Read Acts 22.
On Friday we read about Paul’s return to Jerusalem, his attempt to mollify the Jewish people by submitting to a Jewish purification rite, and his arrest which had been foretold repeatedly by the Holy Spirit. At the end of Acts 21, Paul asked his arrestors for a chance to speak to the crowd that had rioted.
Today’s chapter, Acts 22, recorded that speech.
Given this opportunity to speak to such a large number of his fellow Jews, what did Paul say?
He gave his personal testimony.
He began with his background as a carefully observant Jew from the Pharisaic tradition (vv. 1-3). He moved to his persecution of Christians for their divergent beliefs (vv. 4-5). He described his conversion experience on the road to Damascus (vv. 6-13) and his commission to reach the Gentiles with the good news about Jesus (vv. 14-21).
People can reject arguments and counter them with other arguments but it is extremely difficult to argue with someone’s personal experience.

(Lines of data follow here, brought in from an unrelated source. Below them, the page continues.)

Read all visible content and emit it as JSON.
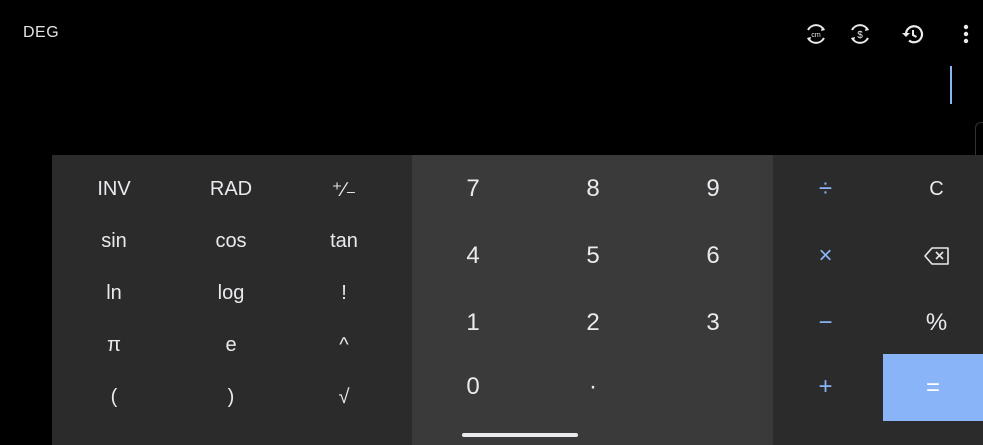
{
  "header": {
    "angle_mode": "DEG",
    "icons": [
      "unit-convert-icon",
      "currency-convert-icon",
      "history-icon",
      "more-vert-icon"
    ]
  },
  "display": {
    "expression": ""
  },
  "scientific": {
    "inv": "INV",
    "rad": "RAD",
    "plus_minus": "⁺∕₋",
    "sin": "sin",
    "cos": "cos",
    "tan": "tan",
    "ln": "ln",
    "log": "log",
    "factorial": "!",
    "pi": "π",
    "e": "e",
    "power": "^",
    "open_paren": "(",
    "close_paren": ")",
    "sqrt": "√"
  },
  "numpad": {
    "seven": "7",
    "eight": "8",
    "nine": "9",
    "four": "4",
    "five": "5",
    "six": "6",
    "one": "1",
    "two": "2",
    "three": "3",
    "zero": "0",
    "dot": "·"
  },
  "operators": {
    "divide": "÷",
    "clear": "C",
    "multiply": "×",
    "backspace_icon": "backspace-icon",
    "minus": "−",
    "percent": "%",
    "plus": "+",
    "equals": "="
  },
  "colors": {
    "accent": "#8ab4f8",
    "panel_dark": "#2b2b2b",
    "panel_mid": "#3a3a3a",
    "background": "#000000"
  }
}
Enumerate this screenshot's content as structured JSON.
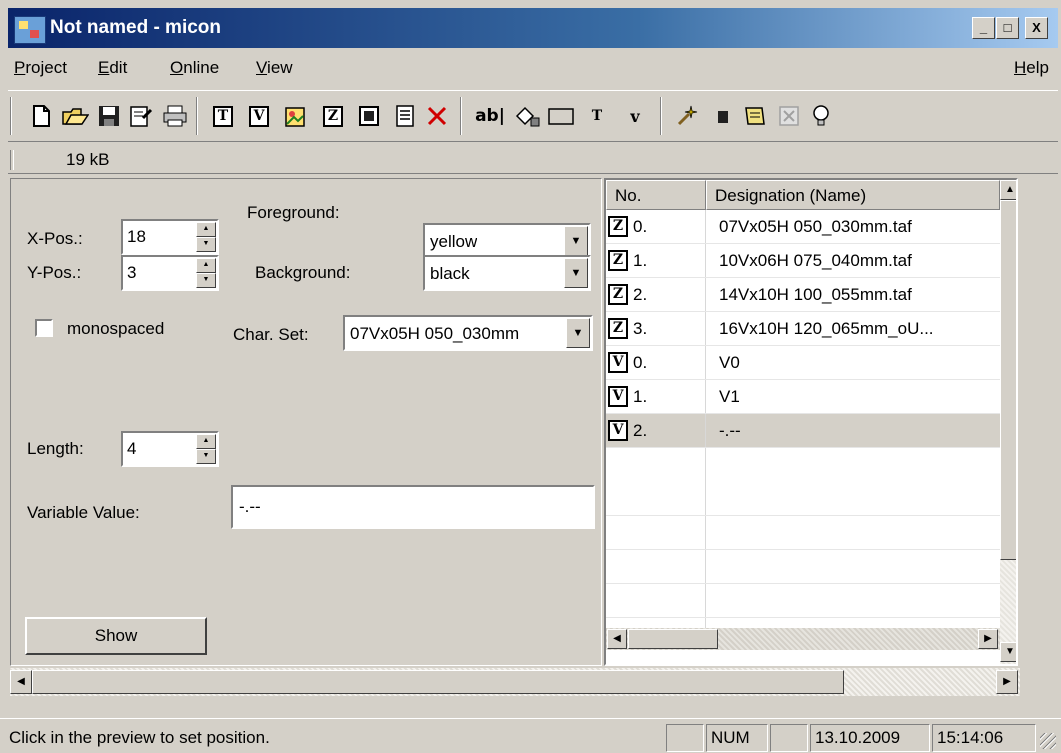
{
  "window": {
    "title": "Not named - micon"
  },
  "caption_buttons": {
    "minimize": "_",
    "maximize": "□",
    "close": "X"
  },
  "menu": {
    "items": [
      {
        "label": "Project",
        "accel": "P",
        "rest": "roject"
      },
      {
        "label": "Edit",
        "accel": "E",
        "rest": "dit"
      },
      {
        "label": "Online",
        "accel": "O",
        "rest": "nline"
      },
      {
        "label": "View",
        "accel": "V",
        "rest": "iew"
      }
    ],
    "help": {
      "accel": "H",
      "rest": "elp"
    }
  },
  "toolbar": {
    "text_label": "ab|",
    "letters": {
      "t": "T",
      "v": "V",
      "z": "Z",
      "t_small": "T",
      "v_small": "v"
    }
  },
  "sizebar": {
    "size_text": "19 kB"
  },
  "form": {
    "xpos_label": "X-Pos.:",
    "xpos_value": "18",
    "ypos_label": "Y-Pos.:",
    "ypos_value": "3",
    "foreground_label": "Foreground:",
    "foreground_value": "yellow",
    "background_label": "Background:",
    "background_value": "black",
    "monospaced_label": "monospaced",
    "charset_label": "Char. Set:",
    "charset_value": "07Vx05H 050_030mm",
    "length_label": "Length:",
    "length_value": "4",
    "variable_label": "Variable Value:",
    "variable_value": "-.--",
    "show_button": "Show"
  },
  "list": {
    "col_no": "No.",
    "col_name": "Designation (Name)",
    "rows": [
      {
        "type": "Z",
        "no": "0.",
        "name": "07Vx05H 050_030mm.taf"
      },
      {
        "type": "Z",
        "no": "1.",
        "name": "10Vx06H 075_040mm.taf"
      },
      {
        "type": "Z",
        "no": "2.",
        "name": "14Vx10H 100_055mm.taf"
      },
      {
        "type": "Z",
        "no": "3.",
        "name": "16Vx10H 120_065mm_oU..."
      },
      {
        "type": "V",
        "no": "0.",
        "name": "V0"
      },
      {
        "type": "V",
        "no": "1.",
        "name": "V1"
      },
      {
        "type": "V",
        "no": "2.",
        "name": "-.--"
      }
    ],
    "selected_index": 6
  },
  "statusbar": {
    "message": "Click in the preview to set position.",
    "num": "NUM",
    "date": "13.10.2009",
    "time": "15:14:06"
  }
}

The personal experience of another person is also very persuasive, one of the most persuasive forms of communication. Paul’s testimony here did not get him released, but it did give him an opportunity to witness for Christ.
A straight up sermon about Jesus would have been interrupted a lot sooner, probably, than Paul’s testimony was here so this was a wise way to use the opportunity.
Do you realize how powerful your personal testimony can be when you speak to others about Christ?
You don’t have to have a dramatic Damascus road-type conversion story. In fact, if you were saved as a child, your testimony might focus more on what being a Christian has meant to your life than about how much you changed from when you were an 8 year old contract killer or whatever.
Let Paul’s example here encourage you to think about your testimony and write it out even to help you be prepared to share Christ when the door to speak for Jesus opens.